「どんな細菌が伝染するか分からなかったから」
つまり、それくらい、厳しいゼロコロナ政策の下で、家族同然であるペットのことを心の底から心配し、愛情をもって育てている人が非常に多いという証拠でもあるといえるが、上海で犬を飼っている知人は「それでも安心はできない」と話す。それは、中国特有の事情、つまり、地区によって、また防疫担当者によって、やり方は千差万別であり、結局のところ、その状況になってみないと「分からない」からであり、「それがいちばん怖い」ことだという。
「ルールではこうだと明確に書かれていても、規則を振りかざしても、担当者によっては分かりません。今回のように道端で元気な犬を叩き殺すという、人間のやることとは思えないことをする人も、中にはいるわけです。自分自身が隔離されてしまったあとは、絶対に大丈夫とは言い切れないでしょう」と疑っていた。

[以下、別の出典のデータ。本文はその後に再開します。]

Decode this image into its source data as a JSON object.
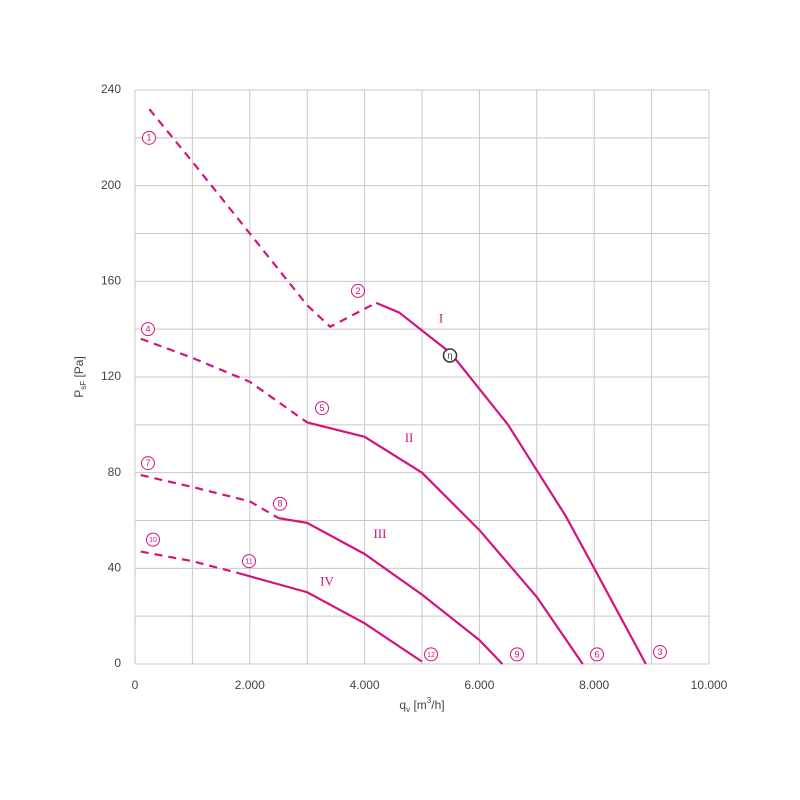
{
  "chart_data": {
    "type": "line",
    "xlabel": [
      "q",
      "v",
      " [m",
      "3",
      "/h]"
    ],
    "ylabel": [
      "P",
      "sF",
      " [Pa]"
    ],
    "xlim": [
      0,
      10000
    ],
    "ylim": [
      0,
      240
    ],
    "xticks": [
      0,
      {
        "value": 2000,
        "label": "2.000"
      },
      {
        "value": 4000,
        "label": "4.000"
      },
      {
        "value": 6000,
        "label": "6.000"
      },
      {
        "value": 8000,
        "label": "8.000"
      },
      {
        "value": 10000,
        "label": "10.000"
      }
    ],
    "yticks": [
      0,
      40,
      80,
      120,
      160,
      200,
      240
    ],
    "xgrid": [
      0,
      1000,
      2000,
      3000,
      4000,
      5000,
      6000,
      7000,
      8000,
      9000,
      10000
    ],
    "ygrid": [
      0,
      20,
      40,
      60,
      80,
      100,
      120,
      140,
      160,
      180,
      200,
      220,
      240
    ],
    "series": [
      {
        "name": "I",
        "color": "#d4147e",
        "name_at": [
          5331,
          144
        ],
        "segments": [
          {
            "linestyle": "dashed",
            "x": [
              250,
              1000,
              2000,
              3000,
              3400,
              3800,
              4200
            ],
            "values": [
              232,
              210,
              180,
              150,
              141,
              146,
              151
            ]
          },
          {
            "linestyle": "solid",
            "x": [
              4200,
              4600,
              5500,
              6500,
              7500,
              8000,
              8900
            ],
            "values": [
              151,
              147,
              130,
              100,
              62,
              40,
              0
            ]
          }
        ]
      },
      {
        "name": "II",
        "color": "#d4147e",
        "name_at": [
          4774,
          94
        ],
        "segments": [
          {
            "linestyle": "dashed",
            "x": [
              100,
              1000,
              2000,
              3000
            ],
            "values": [
              136,
              128,
              118,
              101
            ]
          },
          {
            "linestyle": "solid",
            "x": [
              3000,
              4000,
              5000,
              6000,
              7000,
              7800
            ],
            "values": [
              101,
              95,
              80,
              56,
              28,
              0
            ]
          }
        ]
      },
      {
        "name": "III",
        "color": "#d4147e",
        "name_at": [
          4268,
          54
        ],
        "segments": [
          {
            "linestyle": "dashed",
            "x": [
              100,
              1000,
              2000,
              2500
            ],
            "values": [
              79,
              74,
              68,
              61
            ]
          },
          {
            "linestyle": "solid",
            "x": [
              2500,
              3000,
              4000,
              5000,
              6000,
              6400
            ],
            "values": [
              61,
              59,
              46,
              29,
              10,
              0
            ]
          }
        ]
      },
      {
        "name": "IV",
        "color": "#d4147e",
        "name_at": [
          3345,
          34
        ],
        "segments": [
          {
            "linestyle": "dashed",
            "x": [
              100,
              1000,
              1800
            ],
            "values": [
              47,
              43,
              38
            ]
          },
          {
            "linestyle": "solid",
            "x": [
              1800,
              3000,
              4000,
              5000
            ],
            "values": [
              38,
              30,
              17,
              1
            ]
          }
        ]
      }
    ],
    "annotations": [
      {
        "text": "1",
        "x": 244,
        "y": 220,
        "color": "#d4147e"
      },
      {
        "text": "2",
        "x": 3885,
        "y": 156,
        "color": "#d4147e"
      },
      {
        "text": "3",
        "x": 9146,
        "y": 5,
        "color": "#d4147e"
      },
      {
        "text": "4",
        "x": 226,
        "y": 140,
        "color": "#d4147e"
      },
      {
        "text": "5",
        "x": 3258,
        "y": 107,
        "color": "#d4147e"
      },
      {
        "text": "6",
        "x": 8049,
        "y": 4,
        "color": "#d4147e"
      },
      {
        "text": "7",
        "x": 226,
        "y": 84,
        "color": "#d4147e"
      },
      {
        "text": "8",
        "x": 2526,
        "y": 67,
        "color": "#d4147e"
      },
      {
        "text": "9",
        "x": 6655,
        "y": 4,
        "color": "#d4147e"
      },
      {
        "text": "10",
        "x": 314,
        "y": 52,
        "color": "#d4147e"
      },
      {
        "text": "11",
        "x": 1986,
        "y": 43,
        "color": "#d4147e"
      },
      {
        "text": "12",
        "x": 5157,
        "y": 4,
        "color": "#d4147e"
      },
      {
        "text": "η",
        "x": 5488,
        "y": 129,
        "color": "#333333"
      }
    ]
  }
}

中国の報道によると、今回、上海市で犬を叩き殺した防疫担当者は「どんな細菌が伝染するか分からなかったから。よく考えないで、あんな行為を行ってしまった」と語っていたという。防疫担当者は公務員ではないが、社区(マンション群やその周辺のやや広い地区)ごとに雇われた半公務員的な役割を担う行政の担当者だ。医療従事者や警備担当者だけではなく、一部アルバイト的な人も含まれる。
度重なるロックダウンに疲弊する中国人の闇
彼らはロックダウン以降、非常に業務量が増えており、強いストレスを抱えている。彼らがやったことをかばうことは絶対にできないが、睡眠時間も削らなければならないような厳しい状況で、あのような悲劇が起きてしまった。多くの市民も、防疫担当者がどれほど過酷な業務や、人々に嫌われる業務を担わされているかは十分に分かっているし、彼らが大変な苦労をしていることを知っている。でも、だからこそ、「うちのペットに何をされるか分からない」と疑心暗鬼の気持ちにもなっているのだ。
暗澹たる気持ちになるが、一筋の光明もある。4月上旬、中国のSNSで広くシェアされていたのが深圳市光明区に建設されたばかりの「深圳市ペット集中托管センター」という公的な施設だ。まだ正式にオープンしておらず、細かい情報は出されていないが、敷地面積は約8500平方メートル、建物の面積は1500平方メートルで、感染して隔離された人のペットを約300匹まで無料で預かるという。
新華社などのニュースアプリに流れていた同センターの動画では、広大な広場で犬を運動させることができたり、健康管理も行ったりする、夜間もケージ内を見回りする、などと紹介されていた。また、同じく深圳市福田区にも200匹まで無料で預かる施設ができているという。